Kovboyumuzun Pentagon kaynaklı komplo teorilerini sevdiğini bildiğim için ben de Amerikan masalı anlatayım istedim!
Yasama da, Yürütme de, bağımsızdır. Doğrudur.
Ama nedense "Yargı"nın yâni "Hukuk"un da bağımsız olduğu unutuldu!
Adâlet, mülkün yâni devletin temelidir beğler!
Adâletin, hukukun olmadığı yerde mülk olmaz!
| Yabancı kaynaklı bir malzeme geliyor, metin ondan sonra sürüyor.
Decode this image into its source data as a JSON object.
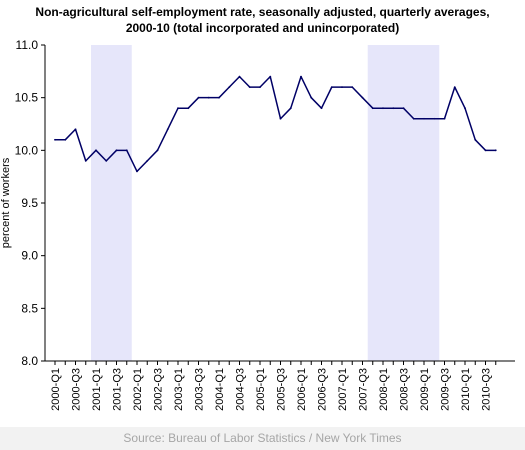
{
  "title_lines": [
    "Non-agricultural self-employment rate, seasonally adjusted, quarterly averages,",
    "2000-10 (total incorporated and unincorporated)"
  ],
  "source": "Source: Bureau of Labor Statistics / New York Times",
  "colors": {
    "line": "#000066",
    "recession_band": "#e6e6fa",
    "axis": "#000000",
    "footer_bg": "#f2f2f2",
    "footer_text": "#a6a6a6"
  },
  "chart_data": {
    "type": "line",
    "title": "Non-agricultural self-employment rate, seasonally adjusted, quarterly averages, 2000-10 (total incorporated and unincorporated)",
    "xlabel": "",
    "ylabel": "percent of workers",
    "ylim": [
      8.0,
      11.0
    ],
    "yticks": [
      "8.0",
      "8.5",
      "9.0",
      "9.5",
      "10.0",
      "10.5",
      "11.0"
    ],
    "grid": false,
    "x": [
      "2000-Q1",
      "2000-Q2",
      "2000-Q3",
      "2000-Q4",
      "2001-Q1",
      "2001-Q2",
      "2001-Q3",
      "2001-Q4",
      "2002-Q1",
      "2002-Q2",
      "2002-Q3",
      "2002-Q4",
      "2003-Q1",
      "2003-Q2",
      "2003-Q3",
      "2003-Q4",
      "2004-Q1",
      "2004-Q2",
      "2004-Q3",
      "2004-Q4",
      "2005-Q1",
      "2005-Q2",
      "2005-Q3",
      "2005-Q4",
      "2006-Q1",
      "2006-Q2",
      "2006-Q3",
      "2006-Q4",
      "2007-Q1",
      "2007-Q2",
      "2007-Q3",
      "2007-Q4",
      "2008-Q1",
      "2008-Q2",
      "2008-Q3",
      "2008-Q4",
      "2009-Q1",
      "2009-Q2",
      "2009-Q3",
      "2009-Q4",
      "2010-Q1",
      "2010-Q2",
      "2010-Q3",
      "2010-Q4"
    ],
    "x_tick_labels": [
      "2000-Q1",
      "2000-Q3",
      "2001-Q1",
      "2001-Q3",
      "2002-Q1",
      "2002-Q3",
      "2003-Q1",
      "2003-Q3",
      "2004-Q1",
      "2004-Q3",
      "2005-Q1",
      "2005-Q3",
      "2006-Q1",
      "2006-Q3",
      "2007-Q1",
      "2007-Q3",
      "2008-Q1",
      "2008-Q3",
      "2009-Q1",
      "2009-Q3",
      "2010-Q1",
      "2010-Q3"
    ],
    "series": [
      {
        "values": [
          10.1,
          10.1,
          10.2,
          9.9,
          10.0,
          9.9,
          10.0,
          10.0,
          9.8,
          9.9,
          10.0,
          10.2,
          10.4,
          10.4,
          10.5,
          10.5,
          10.5,
          10.6,
          10.7,
          10.6,
          10.6,
          10.7,
          10.3,
          10.4,
          10.7,
          10.5,
          10.4,
          10.6,
          10.6,
          10.6,
          10.5,
          10.4,
          10.4,
          10.4,
          10.4,
          10.3,
          10.3,
          10.3,
          10.3,
          10.6,
          10.4,
          10.1,
          10.0,
          10.0
        ]
      }
    ],
    "shaded_periods": [
      {
        "start": "2001-Q1",
        "end": "2001-Q4"
      },
      {
        "start": "2007-Q4",
        "end": "2009-Q2"
      }
    ]
  }
}
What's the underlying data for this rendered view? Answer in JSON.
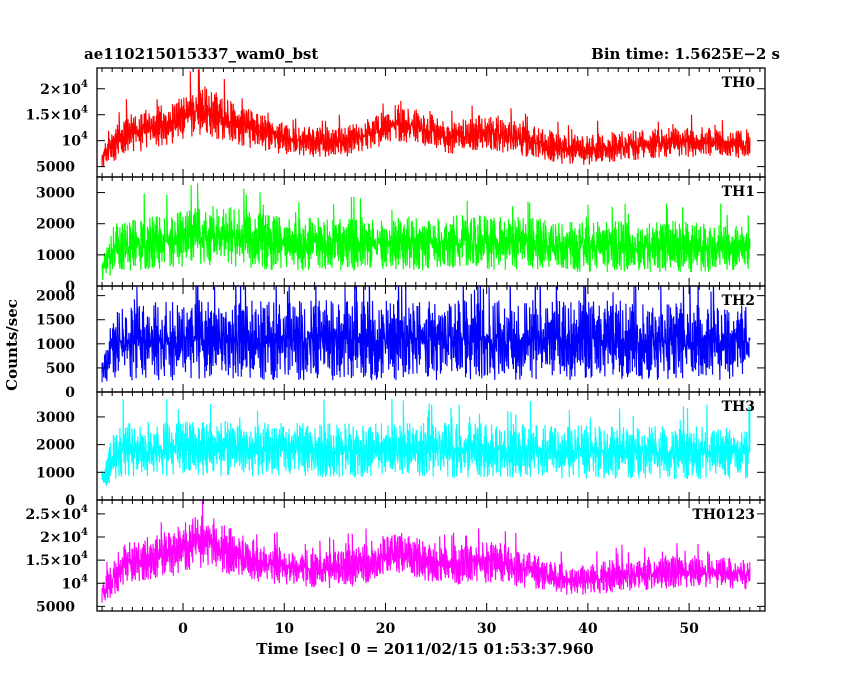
{
  "header": {
    "title": "ae110215015337_wam0_bst",
    "bin_time": "Bin time: 1.5625E−2 s"
  },
  "chart_data": {
    "type": "line",
    "xlabel": "Time [sec] 0 = 2011/02/15 01:53:37.960",
    "ylabel": "Counts/sec",
    "xlim": [
      -8.5,
      57.5
    ],
    "x_ticks": [
      0,
      10,
      20,
      30,
      40,
      50
    ],
    "x_start": -8.0,
    "x_end": 56.0,
    "bin_seconds": 0.015625,
    "panels": [
      {
        "name": "TH0",
        "color": "#ff0000",
        "ylim": [
          3000,
          24000
        ],
        "ticks": [
          {
            "value": 5000,
            "label": "5000"
          },
          {
            "value": 10000,
            "label": "10",
            "exp": "4"
          },
          {
            "value": 15000,
            "label": "1.5×10",
            "exp": "4"
          },
          {
            "value": 20000,
            "label": "2×10",
            "exp": "4"
          }
        ],
        "envelope": [
          [
            -8,
            4500,
            9000
          ],
          [
            -6,
            6500,
            15000
          ],
          [
            -3,
            8000,
            17000
          ],
          [
            0,
            9500,
            19000
          ],
          [
            2,
            10500,
            21500
          ],
          [
            4,
            9500,
            19000
          ],
          [
            7,
            8000,
            16000
          ],
          [
            10,
            7000,
            14000
          ],
          [
            13,
            6500,
            13000
          ],
          [
            16,
            6500,
            13000
          ],
          [
            18,
            7500,
            14500
          ],
          [
            21,
            9500,
            18000
          ],
          [
            24,
            8500,
            16000
          ],
          [
            26,
            7000,
            14000
          ],
          [
            29,
            7500,
            15500
          ],
          [
            31,
            7500,
            15500
          ],
          [
            34,
            6500,
            13500
          ],
          [
            36,
            5500,
            12500
          ],
          [
            38,
            5000,
            11500
          ],
          [
            40,
            5000,
            11500
          ],
          [
            42,
            5500,
            12000
          ],
          [
            45,
            6000,
            12500
          ],
          [
            48,
            6500,
            13000
          ],
          [
            51,
            6500,
            13000
          ],
          [
            54,
            6500,
            12500
          ],
          [
            56,
            6000,
            12000
          ]
        ]
      },
      {
        "name": "TH1",
        "color": "#00ff00",
        "ylim": [
          0,
          3500
        ],
        "ticks": [
          {
            "value": 0,
            "label": "0"
          },
          {
            "value": 1000,
            "label": "1000"
          },
          {
            "value": 2000,
            "label": "2000"
          },
          {
            "value": 3000,
            "label": "3000"
          }
        ],
        "envelope": [
          [
            -8,
            100,
            900
          ],
          [
            -7,
            300,
            1800
          ],
          [
            -6,
            350,
            2200
          ],
          [
            0,
            450,
            2500
          ],
          [
            3,
            450,
            2800
          ],
          [
            10,
            400,
            2300
          ],
          [
            20,
            400,
            2300
          ],
          [
            30,
            400,
            2400
          ],
          [
            40,
            350,
            2200
          ],
          [
            50,
            350,
            2200
          ],
          [
            56,
            350,
            2000
          ]
        ]
      },
      {
        "name": "TH2",
        "color": "#0000ff",
        "ylim": [
          0,
          2200
        ],
        "ticks": [
          {
            "value": 0,
            "label": "0"
          },
          {
            "value": 500,
            "label": "500"
          },
          {
            "value": 1000,
            "label": "1000"
          },
          {
            "value": 1500,
            "label": "1500"
          },
          {
            "value": 2000,
            "label": "2000"
          }
        ],
        "envelope": [
          [
            -8,
            100,
            700
          ],
          [
            -7,
            150,
            1700
          ],
          [
            -6,
            150,
            1900
          ],
          [
            0,
            150,
            2000
          ],
          [
            10,
            150,
            2000
          ],
          [
            20,
            150,
            2000
          ],
          [
            30,
            150,
            2000
          ],
          [
            40,
            150,
            2000
          ],
          [
            50,
            150,
            2000
          ],
          [
            56,
            150,
            1900
          ]
        ]
      },
      {
        "name": "TH3",
        "color": "#00ffff",
        "ylim": [
          0,
          3900
        ],
        "ticks": [
          {
            "value": 0,
            "label": "0"
          },
          {
            "value": 1000,
            "label": "1000"
          },
          {
            "value": 2000,
            "label": "2000"
          },
          {
            "value": 3000,
            "label": "3000"
          }
        ],
        "envelope": [
          [
            -8,
            300,
            1200
          ],
          [
            -7,
            600,
            2500
          ],
          [
            -6,
            700,
            2900
          ],
          [
            0,
            750,
            3000
          ],
          [
            10,
            700,
            2900
          ],
          [
            20,
            700,
            2900
          ],
          [
            30,
            700,
            2900
          ],
          [
            40,
            650,
            2800
          ],
          [
            50,
            650,
            2800
          ],
          [
            56,
            650,
            2700
          ]
        ]
      },
      {
        "name": "TH0123",
        "color": "#ff00ff",
        "ylim": [
          4000,
          28000
        ],
        "ticks": [
          {
            "value": 5000,
            "label": "5000"
          },
          {
            "value": 10000,
            "label": "10",
            "exp": "4"
          },
          {
            "value": 15000,
            "label": "1.5×10",
            "exp": "4"
          },
          {
            "value": 20000,
            "label": "2×10",
            "exp": "4"
          },
          {
            "value": 25000,
            "label": "2.5×10",
            "exp": "4"
          }
        ],
        "envelope": [
          [
            -8,
            5000,
            11000
          ],
          [
            -6,
            8500,
            19000
          ],
          [
            -3,
            10000,
            21000
          ],
          [
            0,
            11500,
            23500
          ],
          [
            2,
            12500,
            26000
          ],
          [
            4,
            11500,
            23500
          ],
          [
            7,
            10000,
            20000
          ],
          [
            10,
            9000,
            18500
          ],
          [
            13,
            8500,
            17500
          ],
          [
            16,
            8500,
            17500
          ],
          [
            18,
            9500,
            19000
          ],
          [
            21,
            11000,
            22000
          ],
          [
            24,
            10000,
            20000
          ],
          [
            26,
            9000,
            18500
          ],
          [
            29,
            9500,
            19500
          ],
          [
            31,
            9500,
            19500
          ],
          [
            34,
            8500,
            17500
          ],
          [
            36,
            7500,
            16000
          ],
          [
            38,
            7000,
            15000
          ],
          [
            40,
            7000,
            15000
          ],
          [
            42,
            7500,
            15500
          ],
          [
            45,
            8000,
            16000
          ],
          [
            48,
            8500,
            16500
          ],
          [
            51,
            8500,
            16500
          ],
          [
            54,
            8500,
            16000
          ],
          [
            56,
            8000,
            15500
          ]
        ]
      }
    ]
  }
}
Mülkün-devletin olmadığı yerde de demokrasi adındaki silah, hiç kimseye lâzım olmaz.
Ne Amerika'nın Vahşi Batı'sının zorba silahşörlerinin hâkimiyetleri, ne de bizim dağ kanunlarımızın gücü, Cumhuriyet'e sökmez!
Yazılı 3.500-4.000 yıllık tarihi olan bir milletin devleti; demokrasiyi silah olarak kuşanmışlara teslîm olmaz!
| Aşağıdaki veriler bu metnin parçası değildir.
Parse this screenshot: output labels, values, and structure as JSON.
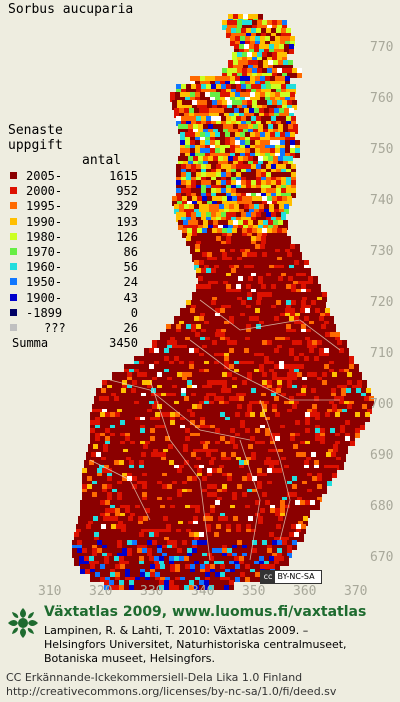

Demokrasi, laiklik, Cumhuriyet ve cumhuriyet kazanımlarını, çok zor şartlarda ve çok pahalı bir bedel ödeyerek edinmiş Türk Milleti, bu kazanımlarından kolay vaz geçmez!
AKP adındaki, "Demokrasi" markalı silahıyla AB ve ABD'den aldığı destekle, milletin isteklerini duymazdan gelen kovboy; "Cumhuriyet" adındaki "Hukuk" markalı silahlı silahşörün, millet adına ensesine vurduğu tokadı hak etmiştir!
Demokrasi, hür milletlerin sistemidir. Kendi çıkarlarını ve yedi yıllık kazanımlarını korumak adına demokrasiyi silah edinmek isteyenlerin karşısına, Cumhuriyet'in Hukuk kurumları çıkacaktır.
Ve "Adâletle merhâmet, aslâ bir arada olmaz."
Biraz süvâriler memleketinde, silahşörler düellosu gibi oldu ama!...
"TÜRK'ÜM. BU AD HER ÜNVANDAN ÜSTÜNDÜR."